Jacobellis has been promoted to vice chairman, and Jason Yates is now president of the company.

“[Michaeline] did not inherit this position,” said John Paul DeJoria, who’s now chairman of the board. “She earned it. Why? Because she was very responsible, would follow through immediately, leadership, responsibilities, honesty. And also she’s very much into looking at the future with the company and futuristic thinking, not just now. And she handles herself extremely well. All management looked up to her during the crisis of 2020. All we went through in 2020, she was steady as can be and an unbelievable leader. With all due respect, her peers recommended her to run this whole darn company.…If she did not qualify for this, she wouldn’t have the job. Somebody else would have the job. I don’t believe in promoting people because they’re a family member.”

As the daughter of the boss, Michaeline has had to prove herself, she said: “It’s particularly hard as a female, as a young person, as the boss’ child. I mean, you kind of have three strikes against you. So, in a certain way, you do have to prove yourself harder than I would have if I were just a candidate unrelated to the business. It means a lot for people to see how much heart and soul and hard work I’ve put into this really my entire life.”

Looking ahead, she wants to take JPMS “to new places,” she added.

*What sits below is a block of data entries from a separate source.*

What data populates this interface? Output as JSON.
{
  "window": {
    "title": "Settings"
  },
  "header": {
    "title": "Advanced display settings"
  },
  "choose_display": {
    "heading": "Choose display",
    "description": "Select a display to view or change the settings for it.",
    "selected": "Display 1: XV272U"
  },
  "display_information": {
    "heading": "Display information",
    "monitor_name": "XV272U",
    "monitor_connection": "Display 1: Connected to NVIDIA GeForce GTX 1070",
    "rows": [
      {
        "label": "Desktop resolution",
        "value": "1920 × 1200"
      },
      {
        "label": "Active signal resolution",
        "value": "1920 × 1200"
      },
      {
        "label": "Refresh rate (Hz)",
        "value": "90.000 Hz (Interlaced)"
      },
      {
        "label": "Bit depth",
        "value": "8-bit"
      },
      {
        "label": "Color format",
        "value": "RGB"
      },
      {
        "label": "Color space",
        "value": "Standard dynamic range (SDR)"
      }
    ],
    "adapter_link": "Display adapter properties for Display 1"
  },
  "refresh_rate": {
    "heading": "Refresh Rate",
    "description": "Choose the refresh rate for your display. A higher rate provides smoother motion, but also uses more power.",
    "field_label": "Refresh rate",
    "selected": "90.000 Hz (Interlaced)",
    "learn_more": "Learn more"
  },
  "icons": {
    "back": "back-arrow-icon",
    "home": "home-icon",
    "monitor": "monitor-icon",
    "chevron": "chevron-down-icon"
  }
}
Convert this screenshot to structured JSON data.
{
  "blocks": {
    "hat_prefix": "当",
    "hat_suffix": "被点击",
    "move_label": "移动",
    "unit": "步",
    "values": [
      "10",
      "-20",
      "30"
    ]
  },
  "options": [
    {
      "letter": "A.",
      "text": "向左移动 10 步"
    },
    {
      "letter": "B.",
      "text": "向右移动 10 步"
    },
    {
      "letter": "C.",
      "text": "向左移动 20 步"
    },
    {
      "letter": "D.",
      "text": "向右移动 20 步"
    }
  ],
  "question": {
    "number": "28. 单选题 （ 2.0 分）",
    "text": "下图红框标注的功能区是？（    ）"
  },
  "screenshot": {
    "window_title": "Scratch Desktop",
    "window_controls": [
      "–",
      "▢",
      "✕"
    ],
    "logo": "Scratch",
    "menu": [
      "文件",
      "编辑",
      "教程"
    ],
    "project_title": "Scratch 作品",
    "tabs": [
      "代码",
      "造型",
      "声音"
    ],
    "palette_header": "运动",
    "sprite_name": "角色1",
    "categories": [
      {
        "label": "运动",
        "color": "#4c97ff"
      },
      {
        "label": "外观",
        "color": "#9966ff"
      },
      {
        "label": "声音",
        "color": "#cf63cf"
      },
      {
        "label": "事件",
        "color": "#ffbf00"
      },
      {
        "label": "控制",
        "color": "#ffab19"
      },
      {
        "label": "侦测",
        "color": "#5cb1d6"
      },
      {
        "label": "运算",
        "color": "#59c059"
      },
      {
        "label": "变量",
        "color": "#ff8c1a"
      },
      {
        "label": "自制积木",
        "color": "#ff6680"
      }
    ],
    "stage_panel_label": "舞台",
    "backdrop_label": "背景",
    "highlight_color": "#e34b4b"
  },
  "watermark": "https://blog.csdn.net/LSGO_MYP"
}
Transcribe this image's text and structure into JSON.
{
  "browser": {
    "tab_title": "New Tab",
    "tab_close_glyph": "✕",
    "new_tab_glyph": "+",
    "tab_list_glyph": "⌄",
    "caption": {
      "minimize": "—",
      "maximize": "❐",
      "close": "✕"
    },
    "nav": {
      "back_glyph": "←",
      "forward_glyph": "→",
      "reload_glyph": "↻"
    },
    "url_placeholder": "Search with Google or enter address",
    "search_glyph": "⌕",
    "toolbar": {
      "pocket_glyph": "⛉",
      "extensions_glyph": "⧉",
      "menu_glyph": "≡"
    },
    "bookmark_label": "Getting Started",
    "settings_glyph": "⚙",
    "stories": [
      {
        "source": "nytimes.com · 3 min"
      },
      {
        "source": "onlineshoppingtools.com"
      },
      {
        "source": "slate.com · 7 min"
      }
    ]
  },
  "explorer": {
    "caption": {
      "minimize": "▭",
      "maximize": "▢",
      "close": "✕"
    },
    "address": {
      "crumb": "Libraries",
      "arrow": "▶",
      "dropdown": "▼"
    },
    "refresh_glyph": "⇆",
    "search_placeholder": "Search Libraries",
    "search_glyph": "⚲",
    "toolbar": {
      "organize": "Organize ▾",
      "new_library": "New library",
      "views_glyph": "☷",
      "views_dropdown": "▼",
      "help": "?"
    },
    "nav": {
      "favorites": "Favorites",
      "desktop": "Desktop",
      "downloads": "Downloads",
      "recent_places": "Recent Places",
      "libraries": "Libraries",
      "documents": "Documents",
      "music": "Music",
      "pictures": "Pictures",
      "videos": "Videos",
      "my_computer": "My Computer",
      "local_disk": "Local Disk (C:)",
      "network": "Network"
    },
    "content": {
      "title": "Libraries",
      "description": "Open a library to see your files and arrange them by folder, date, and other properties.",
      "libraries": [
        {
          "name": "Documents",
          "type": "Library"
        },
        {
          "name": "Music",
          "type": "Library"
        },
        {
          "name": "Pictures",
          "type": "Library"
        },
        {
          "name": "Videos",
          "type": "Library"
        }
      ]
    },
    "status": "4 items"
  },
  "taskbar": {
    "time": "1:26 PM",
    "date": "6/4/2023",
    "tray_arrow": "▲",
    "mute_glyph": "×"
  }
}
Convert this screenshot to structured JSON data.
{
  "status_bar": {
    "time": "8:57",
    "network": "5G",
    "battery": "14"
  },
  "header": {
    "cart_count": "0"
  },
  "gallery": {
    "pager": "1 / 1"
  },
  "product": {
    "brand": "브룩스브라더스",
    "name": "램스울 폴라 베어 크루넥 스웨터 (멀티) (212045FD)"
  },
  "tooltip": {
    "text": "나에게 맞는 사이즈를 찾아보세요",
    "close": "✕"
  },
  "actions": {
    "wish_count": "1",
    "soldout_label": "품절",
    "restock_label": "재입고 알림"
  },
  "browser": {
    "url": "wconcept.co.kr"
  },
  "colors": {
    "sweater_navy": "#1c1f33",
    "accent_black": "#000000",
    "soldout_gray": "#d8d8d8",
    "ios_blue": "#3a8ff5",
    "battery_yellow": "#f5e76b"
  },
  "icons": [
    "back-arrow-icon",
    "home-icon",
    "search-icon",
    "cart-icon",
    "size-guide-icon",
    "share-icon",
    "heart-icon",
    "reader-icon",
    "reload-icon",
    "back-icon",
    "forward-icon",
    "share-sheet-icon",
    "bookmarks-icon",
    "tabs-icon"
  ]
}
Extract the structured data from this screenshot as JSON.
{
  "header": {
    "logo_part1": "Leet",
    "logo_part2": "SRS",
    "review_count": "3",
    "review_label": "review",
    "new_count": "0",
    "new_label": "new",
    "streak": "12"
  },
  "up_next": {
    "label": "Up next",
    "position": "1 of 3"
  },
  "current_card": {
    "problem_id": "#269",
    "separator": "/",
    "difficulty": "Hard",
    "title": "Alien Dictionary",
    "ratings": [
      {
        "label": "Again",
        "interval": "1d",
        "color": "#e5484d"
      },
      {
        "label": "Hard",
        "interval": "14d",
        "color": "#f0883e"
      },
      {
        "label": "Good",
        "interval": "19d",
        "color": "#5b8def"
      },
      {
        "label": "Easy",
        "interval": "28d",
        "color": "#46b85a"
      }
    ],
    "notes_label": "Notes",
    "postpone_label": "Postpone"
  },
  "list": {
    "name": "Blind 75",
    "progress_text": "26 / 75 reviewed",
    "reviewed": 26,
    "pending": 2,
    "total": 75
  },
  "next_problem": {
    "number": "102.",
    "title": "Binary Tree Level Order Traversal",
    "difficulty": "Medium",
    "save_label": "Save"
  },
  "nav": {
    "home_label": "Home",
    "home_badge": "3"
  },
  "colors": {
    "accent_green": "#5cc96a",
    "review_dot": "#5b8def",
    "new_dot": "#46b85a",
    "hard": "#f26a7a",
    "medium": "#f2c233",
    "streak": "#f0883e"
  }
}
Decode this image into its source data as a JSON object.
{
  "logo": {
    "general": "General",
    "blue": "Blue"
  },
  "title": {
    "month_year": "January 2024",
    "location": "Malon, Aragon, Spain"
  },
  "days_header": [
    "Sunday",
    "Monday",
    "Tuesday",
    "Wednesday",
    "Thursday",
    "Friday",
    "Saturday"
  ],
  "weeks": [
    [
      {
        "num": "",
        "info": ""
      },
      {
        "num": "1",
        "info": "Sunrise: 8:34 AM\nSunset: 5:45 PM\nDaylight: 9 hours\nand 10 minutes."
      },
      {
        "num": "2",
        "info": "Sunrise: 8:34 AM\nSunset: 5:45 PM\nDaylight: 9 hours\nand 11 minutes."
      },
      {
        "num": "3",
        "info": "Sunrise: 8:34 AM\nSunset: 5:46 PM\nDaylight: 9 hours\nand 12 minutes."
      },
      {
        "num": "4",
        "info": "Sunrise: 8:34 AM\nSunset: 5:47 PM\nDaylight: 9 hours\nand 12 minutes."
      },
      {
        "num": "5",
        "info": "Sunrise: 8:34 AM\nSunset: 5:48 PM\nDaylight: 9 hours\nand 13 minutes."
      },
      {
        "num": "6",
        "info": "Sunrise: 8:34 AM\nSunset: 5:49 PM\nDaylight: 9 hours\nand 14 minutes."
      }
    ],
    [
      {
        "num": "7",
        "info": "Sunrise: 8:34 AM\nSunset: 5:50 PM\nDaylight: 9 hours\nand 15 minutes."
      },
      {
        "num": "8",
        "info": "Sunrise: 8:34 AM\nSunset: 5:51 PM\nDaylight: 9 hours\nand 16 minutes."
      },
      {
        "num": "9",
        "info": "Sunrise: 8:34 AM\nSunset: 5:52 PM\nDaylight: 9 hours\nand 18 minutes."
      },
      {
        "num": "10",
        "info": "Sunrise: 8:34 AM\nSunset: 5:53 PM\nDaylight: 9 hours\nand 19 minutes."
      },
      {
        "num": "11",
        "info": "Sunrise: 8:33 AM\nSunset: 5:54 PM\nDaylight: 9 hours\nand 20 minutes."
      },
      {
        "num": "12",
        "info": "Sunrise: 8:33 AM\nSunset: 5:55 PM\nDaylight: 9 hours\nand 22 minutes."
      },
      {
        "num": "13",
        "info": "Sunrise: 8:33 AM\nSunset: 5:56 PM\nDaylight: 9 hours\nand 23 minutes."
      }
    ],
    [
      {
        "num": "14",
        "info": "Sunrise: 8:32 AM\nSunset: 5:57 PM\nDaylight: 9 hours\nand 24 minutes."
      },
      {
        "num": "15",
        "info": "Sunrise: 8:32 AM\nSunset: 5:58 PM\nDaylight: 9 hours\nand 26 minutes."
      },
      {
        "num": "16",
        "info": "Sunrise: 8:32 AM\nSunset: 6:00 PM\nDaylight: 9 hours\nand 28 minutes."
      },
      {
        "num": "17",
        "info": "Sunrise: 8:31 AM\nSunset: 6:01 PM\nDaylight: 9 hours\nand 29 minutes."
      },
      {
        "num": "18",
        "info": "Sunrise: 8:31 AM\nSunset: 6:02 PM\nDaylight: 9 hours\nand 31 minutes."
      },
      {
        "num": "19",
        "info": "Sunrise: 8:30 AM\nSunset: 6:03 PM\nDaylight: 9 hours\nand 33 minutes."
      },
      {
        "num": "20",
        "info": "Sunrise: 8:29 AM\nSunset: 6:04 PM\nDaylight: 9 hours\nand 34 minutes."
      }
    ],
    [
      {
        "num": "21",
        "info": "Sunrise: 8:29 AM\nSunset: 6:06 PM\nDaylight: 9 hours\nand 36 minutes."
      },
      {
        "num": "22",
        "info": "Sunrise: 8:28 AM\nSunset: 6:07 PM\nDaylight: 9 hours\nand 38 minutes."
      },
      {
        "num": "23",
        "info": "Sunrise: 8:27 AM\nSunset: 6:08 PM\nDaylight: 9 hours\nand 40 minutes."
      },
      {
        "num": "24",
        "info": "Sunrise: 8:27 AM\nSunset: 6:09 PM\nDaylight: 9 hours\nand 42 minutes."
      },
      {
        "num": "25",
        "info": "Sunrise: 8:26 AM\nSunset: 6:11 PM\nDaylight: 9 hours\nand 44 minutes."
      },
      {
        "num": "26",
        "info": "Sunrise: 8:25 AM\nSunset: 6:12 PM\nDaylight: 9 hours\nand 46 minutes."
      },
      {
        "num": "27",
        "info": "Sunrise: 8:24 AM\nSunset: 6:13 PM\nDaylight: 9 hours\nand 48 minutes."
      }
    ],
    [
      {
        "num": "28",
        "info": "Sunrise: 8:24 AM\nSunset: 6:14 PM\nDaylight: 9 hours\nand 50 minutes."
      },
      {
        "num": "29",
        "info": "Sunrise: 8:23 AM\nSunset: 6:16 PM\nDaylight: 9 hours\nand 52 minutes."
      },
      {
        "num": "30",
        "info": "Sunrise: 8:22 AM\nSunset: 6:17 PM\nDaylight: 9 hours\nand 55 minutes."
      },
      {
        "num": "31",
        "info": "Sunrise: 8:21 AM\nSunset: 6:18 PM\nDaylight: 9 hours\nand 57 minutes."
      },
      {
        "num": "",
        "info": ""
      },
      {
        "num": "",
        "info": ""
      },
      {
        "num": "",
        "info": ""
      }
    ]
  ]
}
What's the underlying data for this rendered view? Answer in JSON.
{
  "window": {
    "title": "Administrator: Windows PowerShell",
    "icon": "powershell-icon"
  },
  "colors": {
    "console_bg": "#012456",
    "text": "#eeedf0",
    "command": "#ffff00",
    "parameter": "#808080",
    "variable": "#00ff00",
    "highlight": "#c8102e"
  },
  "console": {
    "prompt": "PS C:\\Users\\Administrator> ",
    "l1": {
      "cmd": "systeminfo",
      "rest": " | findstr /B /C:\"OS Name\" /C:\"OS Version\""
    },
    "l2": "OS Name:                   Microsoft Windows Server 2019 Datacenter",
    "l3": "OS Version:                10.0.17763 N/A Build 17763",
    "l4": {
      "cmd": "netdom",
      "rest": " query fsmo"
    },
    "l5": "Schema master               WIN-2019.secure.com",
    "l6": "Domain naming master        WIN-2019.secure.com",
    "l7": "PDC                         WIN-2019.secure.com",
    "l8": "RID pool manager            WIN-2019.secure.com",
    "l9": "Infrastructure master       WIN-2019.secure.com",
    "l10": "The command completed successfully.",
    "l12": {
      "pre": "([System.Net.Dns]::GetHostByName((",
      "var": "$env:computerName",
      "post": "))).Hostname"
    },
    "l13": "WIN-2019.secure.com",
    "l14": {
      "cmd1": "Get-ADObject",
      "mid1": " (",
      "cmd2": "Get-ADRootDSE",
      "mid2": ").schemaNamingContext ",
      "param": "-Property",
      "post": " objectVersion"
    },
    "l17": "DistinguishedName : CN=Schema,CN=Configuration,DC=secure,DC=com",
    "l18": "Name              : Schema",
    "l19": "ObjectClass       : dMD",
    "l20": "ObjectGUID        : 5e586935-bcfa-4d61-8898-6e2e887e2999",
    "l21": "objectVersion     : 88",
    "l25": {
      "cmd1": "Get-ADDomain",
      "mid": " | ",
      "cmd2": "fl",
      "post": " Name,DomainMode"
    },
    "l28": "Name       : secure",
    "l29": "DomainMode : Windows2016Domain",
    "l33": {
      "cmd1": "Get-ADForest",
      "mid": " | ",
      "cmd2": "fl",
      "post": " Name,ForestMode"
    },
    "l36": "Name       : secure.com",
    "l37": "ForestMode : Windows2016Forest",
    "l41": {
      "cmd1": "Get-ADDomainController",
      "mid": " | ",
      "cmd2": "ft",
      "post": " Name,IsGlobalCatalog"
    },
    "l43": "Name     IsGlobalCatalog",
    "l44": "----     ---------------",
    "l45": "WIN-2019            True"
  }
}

“Now I get to be the final vote on all of these crazy ideas that I have, which is very liberating and cool,” she said. “I want to be very innovative in everything we do. I want to break the mold of the current model of ways that we’ve just always done things and thought about things, looked at things. I want to collaborate to have our products available to more people in more places. I want to enrich our education and our awareness of how beautiful and detrimental the stylists relationship is. And I want to collaborate with other people out there, other companies and what they’re doing. I think there’s so much out there, so many incredibly innovative and clever channels to reach people now and ways to express yourself. I want to explore all of that. We’ve been in a pretty traditional model up until the last 10 years, five years, and I’ve made a lot of good progress, but now I really want to just go after the world and think outside the box.”